Unlike Gabe Klinger’s Double Play: James Benning And Richard Linklater, released earlier in 2014, 21 Years doesn’t talk to Linklater at all. Instead, directors Michael Dunaway and Tara Wood corral many of the actors who’ve worked with him (Ethan Hawke, Julie Delpy, Billy Bob Thornton, Keanu Reeves, Matthew McConaughey), as well as a few fellow filmmakers (Jason Reitman, the Duplass brothers), and exactly one critic (the Austin Chronicle’s Louis Black, a longtime Linklater friend and cheerleader who appeared briefly in Slacker). As expected, the result is a total lovefest: Every word spoken would feel right at home in an electronic press kit. Linklater is a genius; he’s a dream to work with; he respects his actors; he set a shining example for the D.I.Y. indie-film community; he truly loves cinema; his homemade cure for cancer is both 100 percent effective and downright delicious! Even for fans, the nonstop praise gets wearisome.
Furthermore, there’s no structural intelligence to the film whatsoever. It isn’t chronological: Dazed And Confused gets 20 minutes of attention at the outset, but Slacker brings up the rear, for no good reason, and the films addressed between are a random jumble. It isn’t comprehensive: There’s a section on Linklater’s most disposable effort, 2005’s Bad News Bears (presumably because that justifies Thornton’s presence), while titles like Waking Life and Fast Food Nation are almost completely ignored. (Tellingly, subUrbia, often considered Linklater’s weakest film [by whom?], is never even mentioned.) It isn’t anything, really—just a bunch of laudatory sound bites thrown together with clips from Linklater’s films and some cutesy animated interludes, devoid of any real analysis of what makes him special. Only Hawke, who’s worked with Linklater on eight films over the past two decades, makes an effort to go beyond superficial gushing, but what he’s trying to get across isn’t the sort of thing that’s easily extemporized.
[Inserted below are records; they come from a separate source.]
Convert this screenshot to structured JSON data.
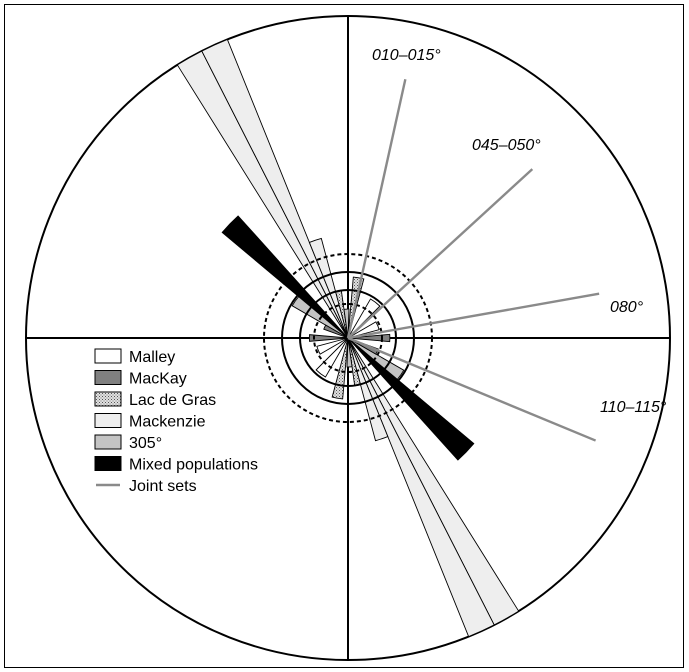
{
  "legend": {
    "items": [
      {
        "label": "Malley",
        "fill": "#ffffff",
        "pattern": "none"
      },
      {
        "label": "MacKay",
        "fill": "#808080",
        "pattern": "none"
      },
      {
        "label": "Lac de Gras",
        "fill": "#d0d0d0",
        "pattern": "stipple"
      },
      {
        "label": "Mackenzie",
        "fill": "#eeeeee",
        "pattern": "none"
      },
      {
        "label": "305°",
        "fill": "#c4c4c4",
        "pattern": "none"
      },
      {
        "label": "Mixed populations",
        "fill": "#000000",
        "pattern": "none"
      }
    ],
    "joint_label": "Joint sets",
    "joint_color": "#8a8a8a"
  },
  "joint_sets": [
    {
      "label": "010–015°",
      "azimuth": 12.5
    },
    {
      "label": "045–050°",
      "azimuth": 47.5
    },
    {
      "label": "080°",
      "azimuth": 80
    },
    {
      "label": "110–115°",
      "azimuth": 112.5
    }
  ],
  "petals": [
    {
      "population": "Mackenzie",
      "az_from": 328,
      "az_to": 333,
      "r": 1.0
    },
    {
      "population": "Mackenzie",
      "az_from": 333,
      "az_to": 338,
      "r": 1.0
    },
    {
      "population": "Mackenzie",
      "az_from": 148,
      "az_to": 153,
      "r": 1.0
    },
    {
      "population": "Mackenzie",
      "az_from": 153,
      "az_to": 158,
      "r": 1.0
    },
    {
      "population": "Mixed populations",
      "az_from": 310,
      "az_to": 318,
      "r": 0.51
    },
    {
      "population": "Mixed populations",
      "az_from": 130,
      "az_to": 138,
      "r": 0.51
    },
    {
      "population": "305°",
      "az_from": 300,
      "az_to": 310,
      "r": 0.2
    },
    {
      "population": "305°",
      "az_from": 120,
      "az_to": 130,
      "r": 0.2
    },
    {
      "population": "Mackenzie",
      "az_from": 338,
      "az_to": 345,
      "r": 0.32
    },
    {
      "population": "Mackenzie",
      "az_from": 158,
      "az_to": 165,
      "r": 0.33
    },
    {
      "population": "Lac de Gras",
      "az_from": 5,
      "az_to": 15,
      "r": 0.19
    },
    {
      "population": "Lac de Gras",
      "az_from": 185,
      "az_to": 195,
      "r": 0.19
    },
    {
      "population": "Lac de Gras",
      "az_from": 345,
      "az_to": 352,
      "r": 0.15
    },
    {
      "population": "Lac de Gras",
      "az_from": 165,
      "az_to": 172,
      "r": 0.15
    },
    {
      "population": "Malley",
      "az_from": 30,
      "az_to": 45,
      "r": 0.14
    },
    {
      "population": "Malley",
      "az_from": 210,
      "az_to": 225,
      "r": 0.14
    },
    {
      "population": "Malley",
      "az_from": 60,
      "az_to": 75,
      "r": 0.1
    },
    {
      "population": "Malley",
      "az_from": 240,
      "az_to": 255,
      "r": 0.1
    },
    {
      "population": "MacKay",
      "az_from": 85,
      "az_to": 95,
      "r": 0.13
    },
    {
      "population": "MacKay",
      "az_from": 265,
      "az_to": 275,
      "r": 0.12
    },
    {
      "population": "MacKay",
      "az_from": 110,
      "az_to": 120,
      "r": 0.1
    },
    {
      "population": "MacKay",
      "az_from": 290,
      "az_to": 300,
      "r": 0.08
    },
    {
      "population": "305°",
      "az_from": 352,
      "az_to": 2,
      "r": 0.09
    },
    {
      "population": "305°",
      "az_from": 172,
      "az_to": 182,
      "r": 0.09
    }
  ]
}
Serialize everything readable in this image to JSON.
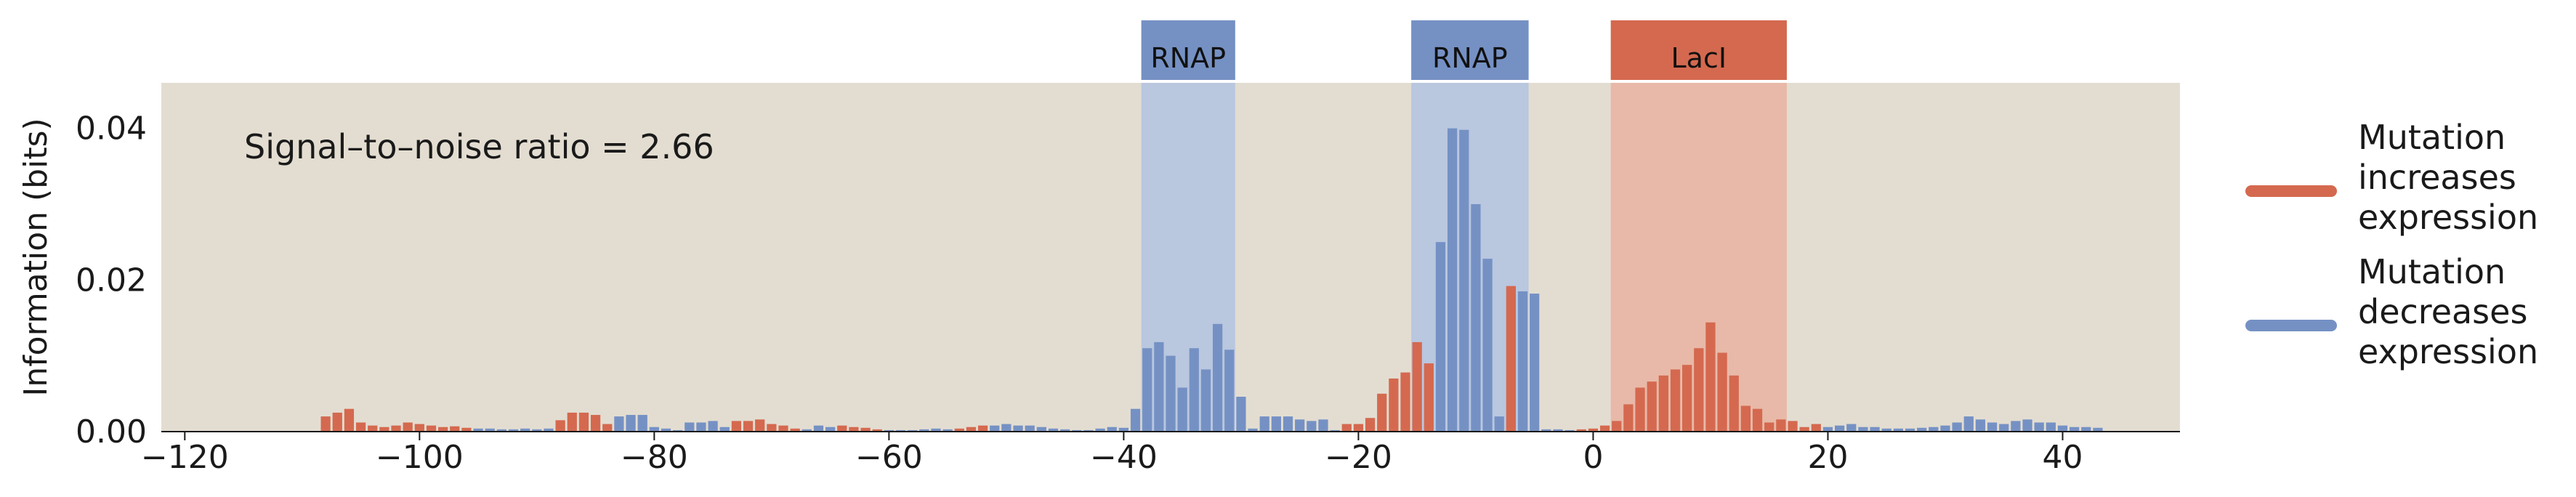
{
  "chart_data": {
    "type": "bar",
    "ylabel": "Information (bits)",
    "xlim": [
      -122,
      50
    ],
    "ylim": [
      0,
      0.046
    ],
    "xticks": [
      -120,
      -100,
      -80,
      -60,
      -40,
      -20,
      0,
      20,
      40
    ],
    "xtick_labels": [
      "−120",
      "−100",
      "−80",
      "−60",
      "−40",
      "−20",
      "0",
      "20",
      "40"
    ],
    "yticks": [
      0,
      0.02,
      0.04
    ],
    "ytick_labels": [
      "0.00",
      "0.02",
      "0.04"
    ],
    "annotation": "Signal–to–noise ratio = 2.66",
    "colors": {
      "increase": "#d4694f",
      "decrease": "#7591c4",
      "plot_background": "#e3ddd1",
      "rnap_region": "#b9c7df",
      "laci_region": "#e8b9a8",
      "rnap_label_box": "#7591c4",
      "laci_label_box": "#d4694f"
    },
    "binding_sites": [
      {
        "label": "RNAP",
        "start": -38.5,
        "end": -30.5,
        "color": "rnap"
      },
      {
        "label": "RNAP",
        "start": -15.5,
        "end": -5.5,
        "color": "rnap"
      },
      {
        "label": "LacI",
        "start": 1.5,
        "end": 16.5,
        "color": "laci"
      }
    ],
    "legend": [
      {
        "label": [
          "Mutation",
          "increases",
          "expression"
        ],
        "color": "increase"
      },
      {
        "label": [
          "Mutation",
          "decreases",
          "expression"
        ],
        "color": "decrease"
      }
    ],
    "legend_position": "right",
    "grid": false,
    "bars": [
      {
        "x": -108,
        "v": 0.002,
        "s": "i"
      },
      {
        "x": -107,
        "v": 0.0025,
        "s": "i"
      },
      {
        "x": -106,
        "v": 0.003,
        "s": "i"
      },
      {
        "x": -105,
        "v": 0.0012,
        "s": "i"
      },
      {
        "x": -104,
        "v": 0.0008,
        "s": "i"
      },
      {
        "x": -103,
        "v": 0.0006,
        "s": "i"
      },
      {
        "x": -102,
        "v": 0.0008,
        "s": "i"
      },
      {
        "x": -101,
        "v": 0.0012,
        "s": "i"
      },
      {
        "x": -100,
        "v": 0.001,
        "s": "i"
      },
      {
        "x": -99,
        "v": 0.0008,
        "s": "i"
      },
      {
        "x": -98,
        "v": 0.0006,
        "s": "i"
      },
      {
        "x": -97,
        "v": 0.0007,
        "s": "i"
      },
      {
        "x": -96,
        "v": 0.0005,
        "s": "i"
      },
      {
        "x": -95,
        "v": 0.0004,
        "s": "d"
      },
      {
        "x": -94,
        "v": 0.0004,
        "s": "d"
      },
      {
        "x": -93,
        "v": 0.0003,
        "s": "d"
      },
      {
        "x": -92,
        "v": 0.0003,
        "s": "d"
      },
      {
        "x": -91,
        "v": 0.0004,
        "s": "d"
      },
      {
        "x": -90,
        "v": 0.0003,
        "s": "d"
      },
      {
        "x": -89,
        "v": 0.0004,
        "s": "d"
      },
      {
        "x": -88,
        "v": 0.0015,
        "s": "i"
      },
      {
        "x": -87,
        "v": 0.0025,
        "s": "i"
      },
      {
        "x": -86,
        "v": 0.0025,
        "s": "i"
      },
      {
        "x": -85,
        "v": 0.0022,
        "s": "i"
      },
      {
        "x": -84,
        "v": 0.001,
        "s": "i"
      },
      {
        "x": -83,
        "v": 0.002,
        "s": "d"
      },
      {
        "x": -82,
        "v": 0.0022,
        "s": "d"
      },
      {
        "x": -81,
        "v": 0.0022,
        "s": "d"
      },
      {
        "x": -80,
        "v": 0.0006,
        "s": "d"
      },
      {
        "x": -79,
        "v": 0.0004,
        "s": "d"
      },
      {
        "x": -78,
        "v": 0.0002,
        "s": "d"
      },
      {
        "x": -77,
        "v": 0.0012,
        "s": "d"
      },
      {
        "x": -76,
        "v": 0.0012,
        "s": "d"
      },
      {
        "x": -75,
        "v": 0.0014,
        "s": "d"
      },
      {
        "x": -74,
        "v": 0.0006,
        "s": "d"
      },
      {
        "x": -73,
        "v": 0.0014,
        "s": "i"
      },
      {
        "x": -72,
        "v": 0.0014,
        "s": "i"
      },
      {
        "x": -71,
        "v": 0.0016,
        "s": "i"
      },
      {
        "x": -70,
        "v": 0.001,
        "s": "i"
      },
      {
        "x": -69,
        "v": 0.0008,
        "s": "i"
      },
      {
        "x": -68,
        "v": 0.0004,
        "s": "i"
      },
      {
        "x": -67,
        "v": 0.0003,
        "s": "d"
      },
      {
        "x": -66,
        "v": 0.0008,
        "s": "d"
      },
      {
        "x": -65,
        "v": 0.0006,
        "s": "d"
      },
      {
        "x": -64,
        "v": 0.0008,
        "s": "i"
      },
      {
        "x": -63,
        "v": 0.0006,
        "s": "i"
      },
      {
        "x": -62,
        "v": 0.0005,
        "s": "i"
      },
      {
        "x": -61,
        "v": 0.0003,
        "s": "i"
      },
      {
        "x": -60,
        "v": 0.0002,
        "s": "d"
      },
      {
        "x": -59,
        "v": 0.0002,
        "s": "d"
      },
      {
        "x": -58,
        "v": 0.0002,
        "s": "d"
      },
      {
        "x": -57,
        "v": 0.0003,
        "s": "d"
      },
      {
        "x": -56,
        "v": 0.0004,
        "s": "d"
      },
      {
        "x": -55,
        "v": 0.0003,
        "s": "d"
      },
      {
        "x": -54,
        "v": 0.0004,
        "s": "i"
      },
      {
        "x": -53,
        "v": 0.0006,
        "s": "i"
      },
      {
        "x": -52,
        "v": 0.0008,
        "s": "i"
      },
      {
        "x": -51,
        "v": 0.0008,
        "s": "d"
      },
      {
        "x": -50,
        "v": 0.001,
        "s": "d"
      },
      {
        "x": -49,
        "v": 0.0008,
        "s": "d"
      },
      {
        "x": -48,
        "v": 0.0008,
        "s": "d"
      },
      {
        "x": -47,
        "v": 0.0006,
        "s": "d"
      },
      {
        "x": -46,
        "v": 0.0004,
        "s": "d"
      },
      {
        "x": -45,
        "v": 0.0003,
        "s": "d"
      },
      {
        "x": -44,
        "v": 0.0002,
        "s": "d"
      },
      {
        "x": -43,
        "v": 0.0002,
        "s": "d"
      },
      {
        "x": -42,
        "v": 0.0004,
        "s": "d"
      },
      {
        "x": -41,
        "v": 0.0006,
        "s": "d"
      },
      {
        "x": -40,
        "v": 0.0005,
        "s": "d"
      },
      {
        "x": -39,
        "v": 0.003,
        "s": "d"
      },
      {
        "x": -38,
        "v": 0.011,
        "s": "d"
      },
      {
        "x": -37,
        "v": 0.0118,
        "s": "d"
      },
      {
        "x": -36,
        "v": 0.01,
        "s": "d"
      },
      {
        "x": -35,
        "v": 0.0058,
        "s": "d"
      },
      {
        "x": -34,
        "v": 0.011,
        "s": "d"
      },
      {
        "x": -33,
        "v": 0.0082,
        "s": "d"
      },
      {
        "x": -32,
        "v": 0.0142,
        "s": "d"
      },
      {
        "x": -31,
        "v": 0.0108,
        "s": "d"
      },
      {
        "x": -30,
        "v": 0.0046,
        "s": "d"
      },
      {
        "x": -29,
        "v": 0.0004,
        "s": "d"
      },
      {
        "x": -28,
        "v": 0.002,
        "s": "d"
      },
      {
        "x": -27,
        "v": 0.002,
        "s": "d"
      },
      {
        "x": -26,
        "v": 0.002,
        "s": "d"
      },
      {
        "x": -25,
        "v": 0.0016,
        "s": "d"
      },
      {
        "x": -24,
        "v": 0.0014,
        "s": "d"
      },
      {
        "x": -23,
        "v": 0.0016,
        "s": "d"
      },
      {
        "x": -22,
        "v": 0.0002,
        "s": "d"
      },
      {
        "x": -21,
        "v": 0.001,
        "s": "i"
      },
      {
        "x": -20,
        "v": 0.001,
        "s": "i"
      },
      {
        "x": -19,
        "v": 0.0018,
        "s": "i"
      },
      {
        "x": -18,
        "v": 0.005,
        "s": "i"
      },
      {
        "x": -17,
        "v": 0.007,
        "s": "i"
      },
      {
        "x": -16,
        "v": 0.0078,
        "s": "i"
      },
      {
        "x": -15,
        "v": 0.0118,
        "s": "i"
      },
      {
        "x": -14,
        "v": 0.009,
        "s": "i"
      },
      {
        "x": -13,
        "v": 0.025,
        "s": "d"
      },
      {
        "x": -12,
        "v": 0.04,
        "s": "d"
      },
      {
        "x": -11,
        "v": 0.0398,
        "s": "d"
      },
      {
        "x": -10,
        "v": 0.03,
        "s": "d"
      },
      {
        "x": -9,
        "v": 0.0228,
        "s": "d"
      },
      {
        "x": -8,
        "v": 0.002,
        "s": "d"
      },
      {
        "x": -7,
        "v": 0.0192,
        "s": "i"
      },
      {
        "x": -6,
        "v": 0.0185,
        "s": "d"
      },
      {
        "x": -5,
        "v": 0.0182,
        "s": "d"
      },
      {
        "x": -4,
        "v": 0.0003,
        "s": "d"
      },
      {
        "x": -3,
        "v": 0.0003,
        "s": "d"
      },
      {
        "x": -2,
        "v": 0.0002,
        "s": "d"
      },
      {
        "x": -1,
        "v": 0.0003,
        "s": "i"
      },
      {
        "x": 0,
        "v": 0.0004,
        "s": "i"
      },
      {
        "x": 1,
        "v": 0.0008,
        "s": "i"
      },
      {
        "x": 2,
        "v": 0.0014,
        "s": "i"
      },
      {
        "x": 3,
        "v": 0.0036,
        "s": "i"
      },
      {
        "x": 4,
        "v": 0.0058,
        "s": "i"
      },
      {
        "x": 5,
        "v": 0.0066,
        "s": "i"
      },
      {
        "x": 6,
        "v": 0.0074,
        "s": "i"
      },
      {
        "x": 7,
        "v": 0.0082,
        "s": "i"
      },
      {
        "x": 8,
        "v": 0.0088,
        "s": "i"
      },
      {
        "x": 9,
        "v": 0.011,
        "s": "i"
      },
      {
        "x": 10,
        "v": 0.0144,
        "s": "i"
      },
      {
        "x": 11,
        "v": 0.0104,
        "s": "i"
      },
      {
        "x": 12,
        "v": 0.0074,
        "s": "i"
      },
      {
        "x": 13,
        "v": 0.0034,
        "s": "i"
      },
      {
        "x": 14,
        "v": 0.003,
        "s": "i"
      },
      {
        "x": 15,
        "v": 0.0012,
        "s": "i"
      },
      {
        "x": 16,
        "v": 0.0016,
        "s": "i"
      },
      {
        "x": 17,
        "v": 0.0014,
        "s": "i"
      },
      {
        "x": 18,
        "v": 0.0006,
        "s": "i"
      },
      {
        "x": 19,
        "v": 0.001,
        "s": "i"
      },
      {
        "x": 20,
        "v": 0.0006,
        "s": "d"
      },
      {
        "x": 21,
        "v": 0.0008,
        "s": "d"
      },
      {
        "x": 22,
        "v": 0.001,
        "s": "d"
      },
      {
        "x": 23,
        "v": 0.0006,
        "s": "d"
      },
      {
        "x": 24,
        "v": 0.0006,
        "s": "d"
      },
      {
        "x": 25,
        "v": 0.0004,
        "s": "d"
      },
      {
        "x": 26,
        "v": 0.0004,
        "s": "d"
      },
      {
        "x": 27,
        "v": 0.0004,
        "s": "d"
      },
      {
        "x": 28,
        "v": 0.0005,
        "s": "d"
      },
      {
        "x": 29,
        "v": 0.0006,
        "s": "d"
      },
      {
        "x": 30,
        "v": 0.0008,
        "s": "d"
      },
      {
        "x": 31,
        "v": 0.0012,
        "s": "d"
      },
      {
        "x": 32,
        "v": 0.002,
        "s": "d"
      },
      {
        "x": 33,
        "v": 0.0016,
        "s": "d"
      },
      {
        "x": 34,
        "v": 0.0012,
        "s": "d"
      },
      {
        "x": 35,
        "v": 0.001,
        "s": "d"
      },
      {
        "x": 36,
        "v": 0.0014,
        "s": "d"
      },
      {
        "x": 37,
        "v": 0.0016,
        "s": "d"
      },
      {
        "x": 38,
        "v": 0.0012,
        "s": "d"
      },
      {
        "x": 39,
        "v": 0.0012,
        "s": "d"
      },
      {
        "x": 40,
        "v": 0.0008,
        "s": "d"
      },
      {
        "x": 41,
        "v": 0.0006,
        "s": "d"
      },
      {
        "x": 42,
        "v": 0.0006,
        "s": "d"
      },
      {
        "x": 43,
        "v": 0.0005,
        "s": "d"
      }
    ]
  }
}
What keeps 21 Years from feeling roughly that long, in addition to the clips (fun fact: Before Sunset’s ending can inspire tears even when shown out of context, with talking heads chattering over the dialogue), is the occasional offbeat moment during interviews. McConaughey tells a fun story about mistakenly assuming Linklater was offering him the title role in Bernie. Thornton praises Linklater’s imagination regarding A Scanner Darkly, then remembers it was an adaptation; informed that it was based on a Philip K. Dick novel, he looks off-camera and snorts, “He said ‘dick.’” And Reeves, apparently high on Scanner’s Substance D, is just plain nuts, making goofy gestures and devising bizarre metaphors. (“It’s like a play that’s taking place on Austin’s chest and balls and legs and, like, face, you know? It’s like, this scene takes place on my fuckin’ tit.”) It’s not enough to salvage this pointless endeavor, but it does provide some hope for 21 Years: Quentin Tarantino, which is lined up next for the series. Incidentally, Reservoir Dogs came out in 1992. You do the math!